Monday, February 11, 2019

Cage Feeders

NGT cage feeders.
Cage feeder packed with
method and hooklink
set up with hook and 2 kernels
of sweet corn.
I've been experimenting lately with cage feeders in moving water in the wintertime. I recently bought a bunch at Big Carp Tackle, (link is HERE). These were NGT cage feeders that weighed about 1 oz.  They sold for just $.95 apiece, a real buy.
I know some real sharpies that use these all the time in the winter, so I decided to give them a shot. Before using these, I would pack the method around my sinker, something that works well in summer and works well when using a hair rig. But, the disadvantage to packing around the sinker is that the method really disperses quickly in the moving water. The cage feeder, a device in which method is tightly packed into the cylindrical feeder, really holds the method in place and slowly releases it through the holes in the feeder.
These feeders are generally used without a hair rig. Here's how I do it. I just simply put a swivel at the end of my line.  I tie a short piece of mono onto the swivel and knot on the cage feeder. I then run about a foot to a foot and one half section of leader onto the end of that same swivel and tie a hook onto the end.  The hook I am using is a #10.  The line (leader) is 10 lb. test.  I then put the sweet corn directly on the hook (2 kernels).
Easy to set up, and very effective for carp in the wintertime.

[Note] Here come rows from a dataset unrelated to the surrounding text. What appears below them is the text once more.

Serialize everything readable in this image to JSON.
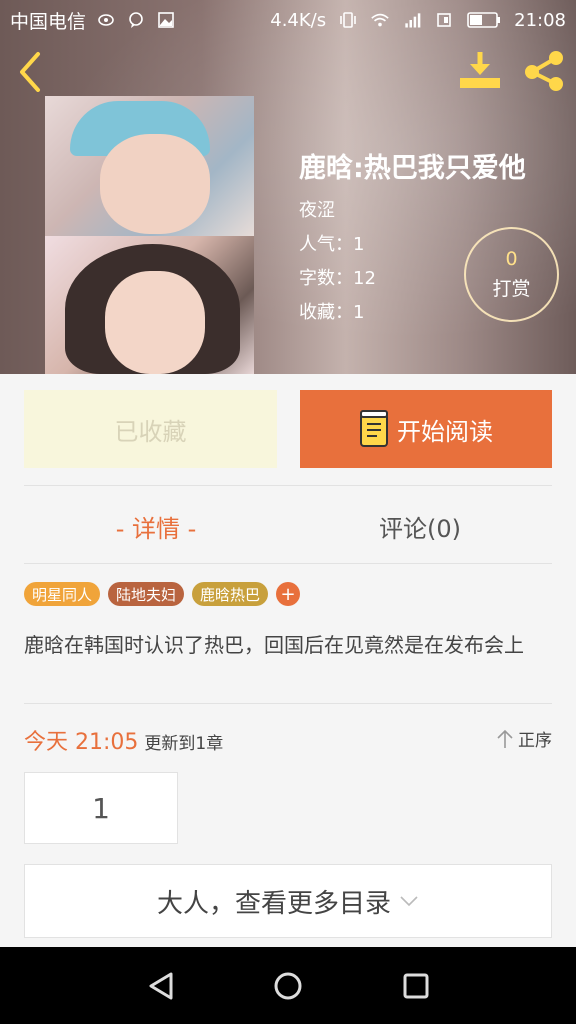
{
  "status_bar": {
    "carrier": "中国电信",
    "speed": "4.4K/s",
    "time": "21:08",
    "icons": [
      "eye-icon",
      "chat-icon",
      "image-icon",
      "vibrate-icon",
      "wifi-icon",
      "signal-icon",
      "sim-icon",
      "battery-icon"
    ]
  },
  "book": {
    "title": "鹿晗:热巴我只爱他",
    "author": "夜涩",
    "popularity": "人气：1",
    "word_count": "字数：12",
    "favorites": "收藏：1"
  },
  "tip": {
    "count": "0",
    "label": "打赏"
  },
  "actions": {
    "collected_label": "已收藏",
    "read_label": "开始阅读"
  },
  "tabs": {
    "detail": "- 详情 -",
    "comments": "评论(0)"
  },
  "tags": [
    {
      "label": "明星同人",
      "color": "#f0a43a"
    },
    {
      "label": "陆地夫妇",
      "color": "#b9643f"
    },
    {
      "label": "鹿晗热巴",
      "color": "#c8a03c"
    }
  ],
  "add_tag_symbol": "+",
  "description": "鹿晗在韩国时认识了热巴，回国后在见竟然是在发布会上",
  "update": {
    "day_time": "今天 21:05",
    "text": "更新到1章",
    "order": "正序"
  },
  "chapter_number": "1",
  "more_catalog": "大人，查看更多目录",
  "colors": {
    "accent": "#e8703c",
    "tip_count": "#ffe08a"
  }
}
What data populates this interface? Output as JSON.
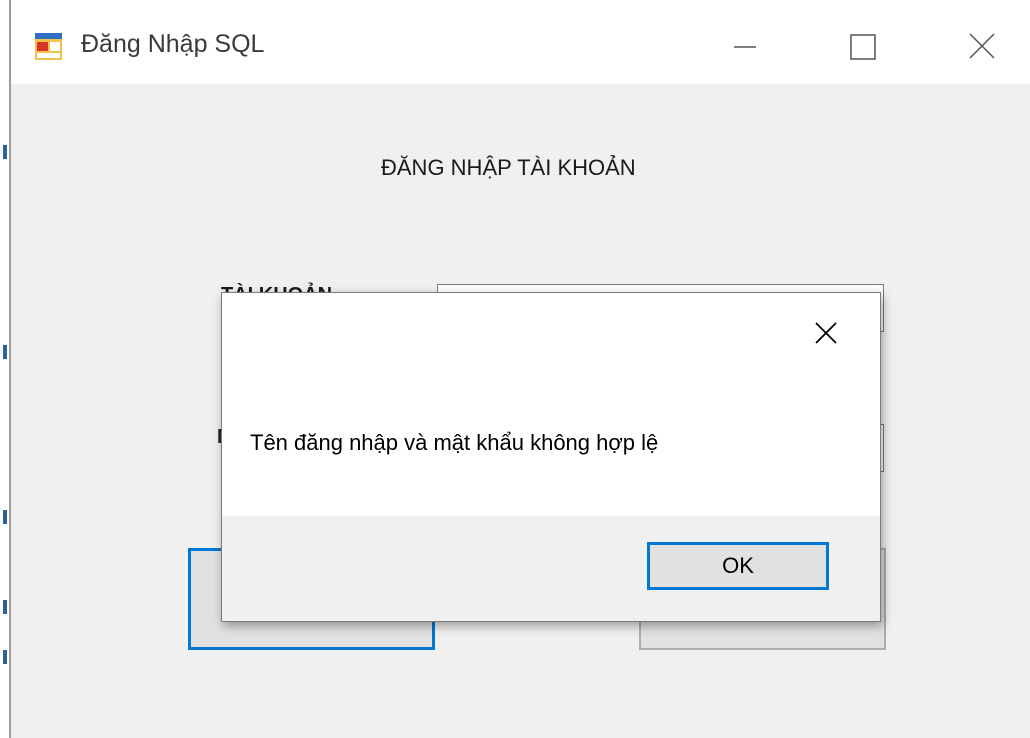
{
  "window": {
    "title": "Đăng Nhập SQL",
    "icon": "windows-form-icon"
  },
  "caption_buttons": {
    "minimize": "minimize-icon",
    "maximize": "maximize-icon",
    "close": "close-icon"
  },
  "form": {
    "heading": "ĐĂNG NHẬP TÀI KHOẢN",
    "username_label": "TÀI KHOẢN",
    "password_label": "M"
  },
  "dialog": {
    "message": "Tên đăng nhập và mật khẩu không hợp lệ",
    "ok_label": "OK",
    "close_icon": "close-icon"
  },
  "colors": {
    "accent": "#0078d7",
    "window_bg": "#f0f0f0",
    "titlebar_bg": "#ffffff"
  }
}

A good size mirror rests in the water. This fish took the sweet corn.
Note how much method is still in the feeder and that was
after about 15 minutes of sitting on the bottom in the moving water
along with the fight of the fish coming in!

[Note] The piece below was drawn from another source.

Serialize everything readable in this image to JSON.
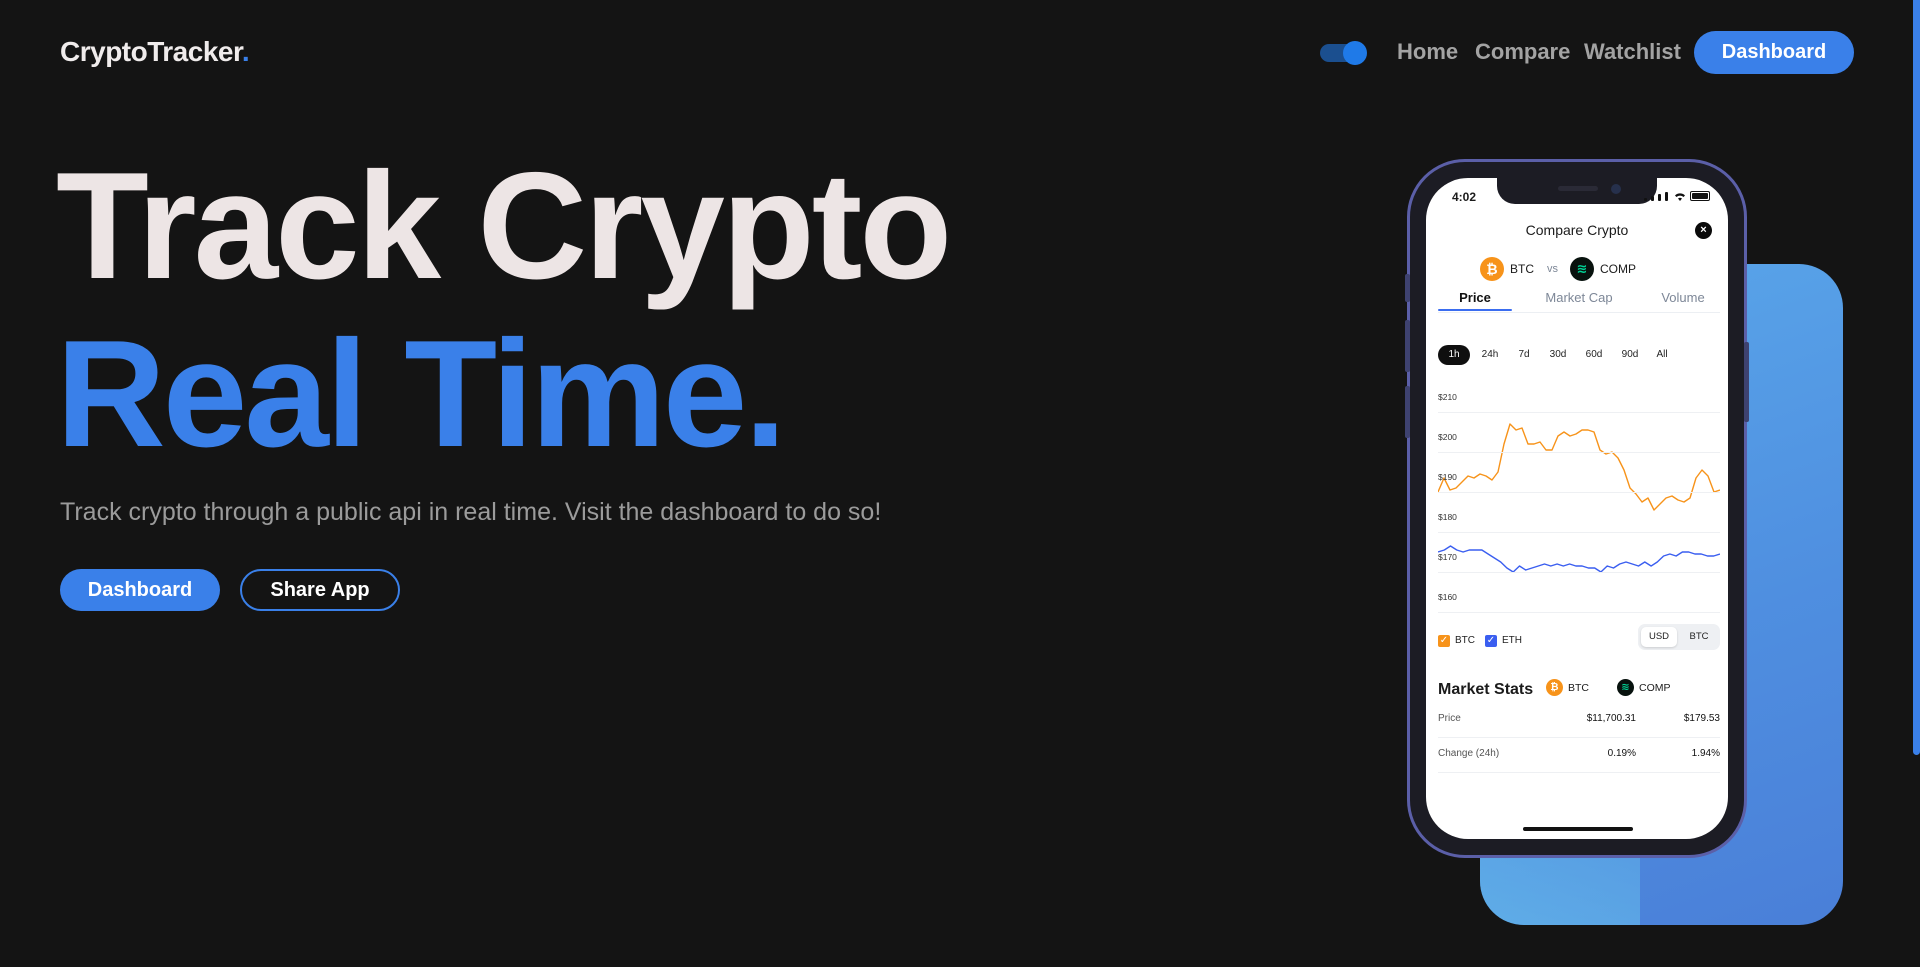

Thursday, February 7, 2019

New Bait Discovery.....Wild Onion Bulbs

These wild onion bulbs were sticking
out of the soil.  Could they be an
effective bait?
Man, I made a major discovery yesterday while carp fishing.  I was fishing my usual one kernel of artificial corn but doing very little on it.  I landed just one carp.  Then, as I went to move my bag, I noticed a round object sticking out of the dirt.  It was a wild onion bulb. On closer inspection I saw several of these bulbs which were exposed because some of the topsoil along the bank had washed away with the recent flooding.These white with a little pink colored bulbs were just the right size to thread onto my hair rig and they had a strong odor that I hoped the carp would go for.  Heck, if they hit garlic flavored stuff, why not this.
This carp was landed on a hair rigged wild onion bulb. This
bait landed many more fish yesterday, proving its
I knew from past experience that carp will hit just about any seeds, bulbs, nuts, etc. that naturally exist in their environment. So, why not these bulbs?
To make a long story short, I landed 8 carp on these bulbs as the fish keyed right in on this bait.  I was using these bulbs on one outfit.  The other outfit had the white artificial corn.  That produced just 2 carp. So, on this day, the onion bulbs clearly outfished my hot bait of recent weeks.